SearchEngine supports a concept of themes. Themes are located in the themes directory, under their own subdirectories (e.g. /themes/theme-name/), and each one needs to include (at the very least) a config.php file. Here's an example of the contents of a theme config.php file:

<?php namespace ProcessWire;

$theme_args = [
    'theme_styles' => [
        // array of styles, such as:
        [
            'name' => 'style',
            'ext' => 'css',
        ],
    ],
    'theme_scripts' => [
        // array of scripts, such as:
        [
            'name' => 'script',
            'ext' => 'js',
        ],
    ],
    'render_args' => [
        // array of render arguments, such as:
        'form_id' => 'my-search-form',
        'strings' => [
            'results_heading' => __('Custom results heading'),
        ],
    ],
    'pager_args' => [
        // array of pager options
    ],
];

Again, technically the only requirement is a config.php file with the ProcessWire namespace, in which you declare a $theme_args array.
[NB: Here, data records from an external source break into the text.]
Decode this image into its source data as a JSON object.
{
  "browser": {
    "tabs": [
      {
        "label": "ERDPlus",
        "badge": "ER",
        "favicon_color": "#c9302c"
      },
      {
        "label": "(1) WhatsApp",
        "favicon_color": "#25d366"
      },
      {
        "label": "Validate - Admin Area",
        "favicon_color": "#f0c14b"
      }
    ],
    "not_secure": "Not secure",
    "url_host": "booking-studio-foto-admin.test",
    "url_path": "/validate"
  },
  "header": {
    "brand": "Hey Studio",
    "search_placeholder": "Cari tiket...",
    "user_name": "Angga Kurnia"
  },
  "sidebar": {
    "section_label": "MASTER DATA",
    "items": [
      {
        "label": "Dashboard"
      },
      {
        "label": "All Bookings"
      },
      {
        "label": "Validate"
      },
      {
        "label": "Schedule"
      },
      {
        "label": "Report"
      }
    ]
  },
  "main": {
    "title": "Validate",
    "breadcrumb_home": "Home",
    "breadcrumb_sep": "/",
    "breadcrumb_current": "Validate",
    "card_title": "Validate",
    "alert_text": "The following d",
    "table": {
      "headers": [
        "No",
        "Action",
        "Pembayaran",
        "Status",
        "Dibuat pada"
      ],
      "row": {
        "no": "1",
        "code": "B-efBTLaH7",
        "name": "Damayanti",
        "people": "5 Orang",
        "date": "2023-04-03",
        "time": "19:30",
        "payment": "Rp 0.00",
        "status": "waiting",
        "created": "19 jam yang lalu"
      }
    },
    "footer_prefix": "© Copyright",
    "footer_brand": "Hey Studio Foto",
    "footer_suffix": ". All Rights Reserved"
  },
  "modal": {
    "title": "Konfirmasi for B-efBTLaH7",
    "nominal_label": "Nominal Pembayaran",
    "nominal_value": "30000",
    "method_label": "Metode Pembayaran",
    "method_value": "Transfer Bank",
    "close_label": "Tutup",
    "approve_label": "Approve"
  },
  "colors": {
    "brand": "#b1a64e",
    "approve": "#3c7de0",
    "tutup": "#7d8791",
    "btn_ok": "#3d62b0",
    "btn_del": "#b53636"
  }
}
Everything else is optional.

If a theme includes style and/or script files, for each type there should be a directory (i.e. /themes/theme-name/scripts/ and/or /themes/theme-name/styles/), and for each file there should be both the file named by params (such as style.css) and a minified file with ".min" in its name (such as style.min.css).

Requirements

  • ProcessWire >= 3.0.112
  • PHP >= 7.1.0

Installing

This module can be installed – just like any other ProcessWire module – by downloading or cloning the SearchEngine directory into your /site/modules/ directory. Alternatively you can install SearchEngine with Composer by executing composer require teppokoivula/search-engine in your site directory.

License

This project is licensed under the Mozilla Public License Version 2.0.